Link to Pubmed [PMID] – 23691172

PLoS ONE 2013;8(5):e64219

Optimizing therapeutic strategies for an HIV cure requires better understanding the characteristics of early HIV-1 spread among resting CD4+ cells within the first month of primary HIV-1 infection (PHI). We studied the immune distribution, diversity, and inducibility of total HIV-DNA among the following cell subsets: monocytes, peripheral blood activated and resting CD4 T cells, long-lived (naive [TN] and central-memory [TCM]) and short-lived (transitional-memory [TTM] and effector-memory cells [TEM]) resting CD4+T cells from 12 acutely-infected individuals recruited at a median 36 days from infection. Cells were sorted for total HIV-DNA quantification, phylogenetic analysis and inducibility, all studied in relation to activation status and cell signaling. One month post-infection, a single CCR5-restricted viral cluster was massively distributed in all resting CD4+ subsets from 88% subjects, while one subject showed a slight diversity.
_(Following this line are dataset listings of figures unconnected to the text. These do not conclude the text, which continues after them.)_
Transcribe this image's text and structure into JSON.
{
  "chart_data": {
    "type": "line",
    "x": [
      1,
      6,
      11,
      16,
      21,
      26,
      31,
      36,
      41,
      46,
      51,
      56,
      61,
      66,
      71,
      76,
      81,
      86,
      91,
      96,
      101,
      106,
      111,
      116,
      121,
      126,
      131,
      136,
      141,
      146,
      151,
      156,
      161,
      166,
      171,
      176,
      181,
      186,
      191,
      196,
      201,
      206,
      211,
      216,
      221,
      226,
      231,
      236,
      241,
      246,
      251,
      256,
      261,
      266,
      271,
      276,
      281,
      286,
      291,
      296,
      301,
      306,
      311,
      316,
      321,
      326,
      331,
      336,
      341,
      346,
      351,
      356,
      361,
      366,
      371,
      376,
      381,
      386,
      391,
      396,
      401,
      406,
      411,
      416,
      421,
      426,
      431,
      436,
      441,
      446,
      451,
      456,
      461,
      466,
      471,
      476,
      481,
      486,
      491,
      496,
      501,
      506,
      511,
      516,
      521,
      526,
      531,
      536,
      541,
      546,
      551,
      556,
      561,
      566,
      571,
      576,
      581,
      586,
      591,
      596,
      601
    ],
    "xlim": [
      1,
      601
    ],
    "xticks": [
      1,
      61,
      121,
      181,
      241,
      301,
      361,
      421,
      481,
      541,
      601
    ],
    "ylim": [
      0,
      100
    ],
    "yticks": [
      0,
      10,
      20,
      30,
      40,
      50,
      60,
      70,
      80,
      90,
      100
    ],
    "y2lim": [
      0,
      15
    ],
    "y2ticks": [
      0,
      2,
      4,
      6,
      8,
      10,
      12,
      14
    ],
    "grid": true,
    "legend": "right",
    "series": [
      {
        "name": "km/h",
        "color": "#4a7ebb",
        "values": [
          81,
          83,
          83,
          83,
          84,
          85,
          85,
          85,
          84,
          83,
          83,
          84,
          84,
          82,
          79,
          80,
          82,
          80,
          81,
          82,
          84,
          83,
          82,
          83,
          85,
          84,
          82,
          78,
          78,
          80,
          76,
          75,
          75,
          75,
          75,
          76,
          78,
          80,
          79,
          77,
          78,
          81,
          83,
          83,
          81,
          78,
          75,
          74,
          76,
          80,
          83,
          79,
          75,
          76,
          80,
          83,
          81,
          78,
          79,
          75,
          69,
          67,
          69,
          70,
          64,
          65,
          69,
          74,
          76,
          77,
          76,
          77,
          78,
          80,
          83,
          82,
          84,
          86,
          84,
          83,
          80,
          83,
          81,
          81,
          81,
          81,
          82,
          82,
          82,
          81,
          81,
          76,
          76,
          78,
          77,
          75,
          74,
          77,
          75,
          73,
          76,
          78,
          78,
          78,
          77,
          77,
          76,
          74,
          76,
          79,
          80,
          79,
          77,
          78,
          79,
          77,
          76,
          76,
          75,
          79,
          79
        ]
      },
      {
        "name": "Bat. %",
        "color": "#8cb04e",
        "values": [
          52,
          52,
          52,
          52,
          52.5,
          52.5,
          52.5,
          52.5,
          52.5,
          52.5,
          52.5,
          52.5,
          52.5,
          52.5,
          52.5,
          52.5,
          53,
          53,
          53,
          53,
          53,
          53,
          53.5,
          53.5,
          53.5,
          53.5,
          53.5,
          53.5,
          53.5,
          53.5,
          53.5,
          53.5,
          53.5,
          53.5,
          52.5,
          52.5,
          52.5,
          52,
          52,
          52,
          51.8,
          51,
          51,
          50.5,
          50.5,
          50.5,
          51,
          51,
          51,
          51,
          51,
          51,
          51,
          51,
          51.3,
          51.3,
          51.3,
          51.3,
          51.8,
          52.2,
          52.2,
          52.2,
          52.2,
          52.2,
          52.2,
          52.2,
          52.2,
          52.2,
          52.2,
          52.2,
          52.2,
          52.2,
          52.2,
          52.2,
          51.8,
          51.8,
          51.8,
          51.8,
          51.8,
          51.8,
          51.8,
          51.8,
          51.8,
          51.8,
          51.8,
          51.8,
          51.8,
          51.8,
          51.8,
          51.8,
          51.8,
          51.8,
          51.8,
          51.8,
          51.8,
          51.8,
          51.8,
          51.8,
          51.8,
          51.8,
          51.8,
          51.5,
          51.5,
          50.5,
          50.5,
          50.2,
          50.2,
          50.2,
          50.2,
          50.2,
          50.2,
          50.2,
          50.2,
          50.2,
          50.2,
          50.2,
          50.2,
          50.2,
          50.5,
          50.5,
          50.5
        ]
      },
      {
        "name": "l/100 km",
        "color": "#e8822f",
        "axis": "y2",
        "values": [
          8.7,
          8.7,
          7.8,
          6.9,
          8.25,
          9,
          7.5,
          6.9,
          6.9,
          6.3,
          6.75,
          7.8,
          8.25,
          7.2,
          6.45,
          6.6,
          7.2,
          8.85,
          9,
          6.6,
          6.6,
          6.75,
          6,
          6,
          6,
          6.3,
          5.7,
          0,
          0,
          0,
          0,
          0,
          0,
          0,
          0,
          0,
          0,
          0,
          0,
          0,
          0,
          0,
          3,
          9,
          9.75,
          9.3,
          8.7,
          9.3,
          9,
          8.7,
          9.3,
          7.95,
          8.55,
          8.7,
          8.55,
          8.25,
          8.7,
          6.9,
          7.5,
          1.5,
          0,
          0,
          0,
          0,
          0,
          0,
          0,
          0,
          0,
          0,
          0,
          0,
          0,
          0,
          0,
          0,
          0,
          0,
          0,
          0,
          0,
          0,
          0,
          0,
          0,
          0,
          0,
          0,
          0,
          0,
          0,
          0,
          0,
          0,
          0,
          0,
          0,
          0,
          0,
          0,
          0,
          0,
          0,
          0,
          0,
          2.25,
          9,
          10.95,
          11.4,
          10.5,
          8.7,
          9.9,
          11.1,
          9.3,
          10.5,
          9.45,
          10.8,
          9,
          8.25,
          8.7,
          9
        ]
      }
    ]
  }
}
High levels of total HIV-DNA were measured among TN (median 3.4 log copies/million cells), although 10-fold less (p = 0.0005) than in equally infected TCM (4.5), TTM (4.7) and TEM (4.6) cells. CD3-CD4+ monocytes harbored a low viral burden (median 2.3 log copies/million cells), unlike equally infected resting and activated CD4+ T cells (4.5 log copies/million cells). The skewed repartition of resting CD4 subsets influenced their contribution to the pool of resting infected CD4+T cells, two thirds of which consisted of short-lived TTM and TEM subsets, whereas long-lived TN and TCM subsets contributed the balance. Each resting CD4 subset produced HIV in vitro after stimulation with anti-CD3/anti-CD28+IL-2 with kinetics and magnitude varying according to subset differentiation, while IL-7 preferentially induced virus production from long-lived resting TN cells. In conclusion, within a month of infection, a clonal HIV-1 cluster is massively distributed among resting CD4 T-cell subsets with a flexible inducibility, suggesting that subset activation and skewed immune homeostasis determine the conditions of viral dissemination and early establishment of the HIV reservoir.